We zijn dus enorm doende, want mevrouw Karabulut heeft een punt: kinderen mogen niet in armoede opgroeien. 

Mevrouw Karabulut (SP):

Ik heb een punt. Nog steeds zijn we, ondanks de crisis, een van de rijkste en welvarendste landen in de wereld. Ik zou graag antwoord willen op mijn vraag aan de staatssecretaris. Ik wil geen doekjes voor het bloeden. Die 100 miljoen die de staatssecretaris noemt, heeft zij inmiddels al honderd keer uitgegeven. Daartegenover staat een bezuinigingspakket van meer dan 50 miljard. Mijn vraag aan de staatssecretaris was, is en blijft: is zij bereid om het wettelijk minimumloon en het sociaal minimum te verhogen, zodat mensen iets overhouden in hun portemonnee om een normaal leven te kunnen leiden? 

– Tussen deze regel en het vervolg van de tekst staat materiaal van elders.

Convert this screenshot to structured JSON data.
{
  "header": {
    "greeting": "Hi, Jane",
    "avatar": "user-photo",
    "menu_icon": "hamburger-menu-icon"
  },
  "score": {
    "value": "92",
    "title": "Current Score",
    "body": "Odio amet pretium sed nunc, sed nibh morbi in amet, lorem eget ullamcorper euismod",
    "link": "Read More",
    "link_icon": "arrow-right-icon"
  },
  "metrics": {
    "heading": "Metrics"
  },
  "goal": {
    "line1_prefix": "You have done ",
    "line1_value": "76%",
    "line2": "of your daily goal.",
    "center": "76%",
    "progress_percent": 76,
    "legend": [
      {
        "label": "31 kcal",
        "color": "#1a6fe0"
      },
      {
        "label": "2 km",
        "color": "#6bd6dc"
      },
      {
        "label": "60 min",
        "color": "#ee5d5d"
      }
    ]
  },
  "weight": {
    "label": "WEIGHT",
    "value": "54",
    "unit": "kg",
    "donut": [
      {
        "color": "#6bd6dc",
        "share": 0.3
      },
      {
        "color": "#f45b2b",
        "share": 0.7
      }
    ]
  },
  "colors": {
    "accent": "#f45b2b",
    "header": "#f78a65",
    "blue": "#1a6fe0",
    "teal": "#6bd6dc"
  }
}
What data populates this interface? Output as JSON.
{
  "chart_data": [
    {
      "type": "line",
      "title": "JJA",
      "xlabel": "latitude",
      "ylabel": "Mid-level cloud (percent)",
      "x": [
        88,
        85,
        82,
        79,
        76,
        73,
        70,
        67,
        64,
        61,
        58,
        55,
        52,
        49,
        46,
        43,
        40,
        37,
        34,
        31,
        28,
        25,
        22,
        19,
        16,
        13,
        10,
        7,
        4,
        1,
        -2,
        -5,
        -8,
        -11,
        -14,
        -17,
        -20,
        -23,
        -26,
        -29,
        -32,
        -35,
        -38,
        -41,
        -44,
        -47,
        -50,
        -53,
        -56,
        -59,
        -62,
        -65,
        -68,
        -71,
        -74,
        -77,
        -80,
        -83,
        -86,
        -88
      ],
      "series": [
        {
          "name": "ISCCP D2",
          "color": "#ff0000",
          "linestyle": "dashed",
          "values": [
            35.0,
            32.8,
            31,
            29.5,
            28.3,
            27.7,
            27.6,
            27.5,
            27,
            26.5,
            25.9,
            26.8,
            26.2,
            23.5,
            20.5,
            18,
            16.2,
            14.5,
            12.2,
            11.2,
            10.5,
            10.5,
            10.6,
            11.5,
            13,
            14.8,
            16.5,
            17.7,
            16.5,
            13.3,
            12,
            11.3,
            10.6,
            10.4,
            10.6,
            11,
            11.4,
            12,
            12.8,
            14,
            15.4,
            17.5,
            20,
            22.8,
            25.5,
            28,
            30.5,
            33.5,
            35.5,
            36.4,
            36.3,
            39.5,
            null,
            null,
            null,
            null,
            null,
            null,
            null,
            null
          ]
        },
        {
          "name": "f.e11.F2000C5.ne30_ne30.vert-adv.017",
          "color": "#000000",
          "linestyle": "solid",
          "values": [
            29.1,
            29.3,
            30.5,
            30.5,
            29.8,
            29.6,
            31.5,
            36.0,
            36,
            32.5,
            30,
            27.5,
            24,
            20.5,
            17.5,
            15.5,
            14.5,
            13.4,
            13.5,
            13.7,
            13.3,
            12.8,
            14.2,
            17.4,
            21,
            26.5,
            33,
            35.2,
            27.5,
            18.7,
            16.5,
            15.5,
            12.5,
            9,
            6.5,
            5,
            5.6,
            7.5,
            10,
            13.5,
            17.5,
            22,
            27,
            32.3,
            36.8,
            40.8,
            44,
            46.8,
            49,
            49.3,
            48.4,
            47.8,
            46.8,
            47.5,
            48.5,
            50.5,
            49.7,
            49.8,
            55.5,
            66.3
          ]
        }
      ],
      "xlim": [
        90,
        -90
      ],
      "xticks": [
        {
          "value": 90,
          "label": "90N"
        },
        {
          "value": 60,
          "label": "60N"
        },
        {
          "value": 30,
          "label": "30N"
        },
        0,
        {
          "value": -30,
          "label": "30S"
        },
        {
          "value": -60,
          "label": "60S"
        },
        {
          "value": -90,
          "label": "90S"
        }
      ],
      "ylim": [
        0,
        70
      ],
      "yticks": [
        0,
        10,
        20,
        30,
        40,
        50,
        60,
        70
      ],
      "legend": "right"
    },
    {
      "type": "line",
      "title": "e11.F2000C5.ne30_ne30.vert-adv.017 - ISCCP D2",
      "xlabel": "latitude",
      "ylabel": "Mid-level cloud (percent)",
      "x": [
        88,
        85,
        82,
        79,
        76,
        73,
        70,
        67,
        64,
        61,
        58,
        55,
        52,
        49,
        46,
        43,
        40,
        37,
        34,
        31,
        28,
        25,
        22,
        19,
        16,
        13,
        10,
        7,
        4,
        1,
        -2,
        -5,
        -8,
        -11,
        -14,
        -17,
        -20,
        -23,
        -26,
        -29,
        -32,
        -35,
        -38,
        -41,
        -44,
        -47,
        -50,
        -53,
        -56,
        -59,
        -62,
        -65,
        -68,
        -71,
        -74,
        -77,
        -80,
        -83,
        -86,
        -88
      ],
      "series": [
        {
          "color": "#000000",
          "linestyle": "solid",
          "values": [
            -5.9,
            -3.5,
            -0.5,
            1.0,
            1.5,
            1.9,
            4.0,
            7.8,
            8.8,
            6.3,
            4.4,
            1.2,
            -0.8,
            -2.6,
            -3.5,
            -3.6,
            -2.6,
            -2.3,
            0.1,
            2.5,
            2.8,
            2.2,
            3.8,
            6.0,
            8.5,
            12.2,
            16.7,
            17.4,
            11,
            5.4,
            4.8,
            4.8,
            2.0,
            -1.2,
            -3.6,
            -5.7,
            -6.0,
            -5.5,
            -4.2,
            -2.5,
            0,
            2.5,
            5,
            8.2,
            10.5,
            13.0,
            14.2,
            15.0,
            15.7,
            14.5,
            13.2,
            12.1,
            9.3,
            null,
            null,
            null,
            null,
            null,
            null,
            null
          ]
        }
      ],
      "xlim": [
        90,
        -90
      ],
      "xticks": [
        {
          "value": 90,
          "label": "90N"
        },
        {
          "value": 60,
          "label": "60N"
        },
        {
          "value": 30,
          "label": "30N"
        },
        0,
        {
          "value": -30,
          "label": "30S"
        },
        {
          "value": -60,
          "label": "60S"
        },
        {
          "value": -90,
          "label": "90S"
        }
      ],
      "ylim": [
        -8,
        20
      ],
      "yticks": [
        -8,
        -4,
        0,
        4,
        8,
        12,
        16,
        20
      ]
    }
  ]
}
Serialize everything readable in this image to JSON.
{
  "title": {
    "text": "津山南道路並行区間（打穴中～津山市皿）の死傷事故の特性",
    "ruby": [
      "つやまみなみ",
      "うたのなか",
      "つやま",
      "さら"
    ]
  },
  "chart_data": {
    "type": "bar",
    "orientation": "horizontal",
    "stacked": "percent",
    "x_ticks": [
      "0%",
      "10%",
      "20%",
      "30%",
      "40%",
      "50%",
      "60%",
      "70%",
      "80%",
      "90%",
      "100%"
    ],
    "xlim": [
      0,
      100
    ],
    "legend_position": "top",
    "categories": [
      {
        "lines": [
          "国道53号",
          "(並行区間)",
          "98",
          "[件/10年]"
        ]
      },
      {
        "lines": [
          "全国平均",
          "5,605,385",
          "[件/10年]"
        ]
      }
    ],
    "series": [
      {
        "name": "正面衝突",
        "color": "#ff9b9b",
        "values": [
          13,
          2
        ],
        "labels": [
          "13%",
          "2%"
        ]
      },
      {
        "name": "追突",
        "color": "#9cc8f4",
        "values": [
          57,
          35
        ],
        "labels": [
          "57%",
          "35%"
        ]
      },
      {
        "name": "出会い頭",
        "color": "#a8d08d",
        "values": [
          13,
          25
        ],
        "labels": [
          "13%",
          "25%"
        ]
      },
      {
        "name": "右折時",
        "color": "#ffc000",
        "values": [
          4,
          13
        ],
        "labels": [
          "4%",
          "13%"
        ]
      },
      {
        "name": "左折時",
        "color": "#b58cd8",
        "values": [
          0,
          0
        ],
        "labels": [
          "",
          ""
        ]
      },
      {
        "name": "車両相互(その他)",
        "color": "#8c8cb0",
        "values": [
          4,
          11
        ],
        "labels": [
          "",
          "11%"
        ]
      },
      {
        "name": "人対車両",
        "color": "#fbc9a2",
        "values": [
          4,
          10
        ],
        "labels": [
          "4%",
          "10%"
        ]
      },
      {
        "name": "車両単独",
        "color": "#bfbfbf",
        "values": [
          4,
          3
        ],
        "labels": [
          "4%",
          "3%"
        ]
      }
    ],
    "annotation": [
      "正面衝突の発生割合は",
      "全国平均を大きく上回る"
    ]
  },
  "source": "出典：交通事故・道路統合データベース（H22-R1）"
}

Staatssecretaris Klijnsma:

Ik heb zojuist de verhoogde kinderopvangtoeslag genoemd, net als de belastingkortingen, de verhoging van de kinderbijslag en de verhoging van het kindgebonden budget. Wat dat betreft hebben we al heel veel gedaan. Ik hecht eraan om te melden dat Nederland in vergelijkend internationaal perspectief gezien absoluut niet beroerd scoort wat dit hoofdstuk betreft. Het percentage kinderen dat in armoede opgroeit, is volgens de EU-definitie gemiddeld 27%, maar bij ons is dat veel en veel lager, namelijk 17%. Eigenlijk doen alleen Denemarken, Finland en Zweden het ietsje beter. Volgens Unicef — dat is een gerenommeerde, wereldwijde instelling — behoren onze kinderen in Nederland tot de gelukkigste kinderen in de wereld. Daarmee wil ik natuurlijk niet zeggen dat het niet moeilijk is als kinderen moeten opgroeien in een gezin met een heel kleine portemonnee. Dat wil ik niet onder het tapijt schuiven. 

Mevrouw Karabulut (SP):

Moeilijk? De staatssecretaris is ervoor verantwoordelijk dat een op de vier kinderen in een stad als Rotterdam in armoede opgroeit. Dan kan de staatssecretaris wel aankomen met 100 rapporten, maar dit betekent concreet dat deze gezinnen te weinig middelen hebben om eten te kopen. Zo basaal is het. Ik zal de staatssecretaris nog wat internationaal onderzoek presenteren. Afgelopen week werd bekend dat Nederland kampioen belastingontwijking en -ontduiking is. Het kabinet matst de grote multinationals, zodat die geen of minder belasting betalen en wij jaarlijks 5 miljard mislopen. Als de staatssecretaris op zoek is naar middelen, zou ze dat bijvoorbeeld kunnen aanpakken. De rijkste 1% heeft er in 2013 23 miljard bijgekregen, terwijl de laagste inkomens op een gemiddelde schuld van €57.000 zitten. Wat ik maar wil zeggen is dat je, als je oneerlijk beleid voert, waarbij de rijken worden gematst en de middeninkomens en lage inkomens worden gepakt, 421.000 kinderen krijgt die in armoede opgroeien. Mij rest één vraag: als de staatssecretaris geen structurele maatregelen wil nemen, is zij dan op zijn minst bereid om te garanderen dat alle kinderen in alle gemeenten eten, kleding, sport en cultuur kunnen krijgen? 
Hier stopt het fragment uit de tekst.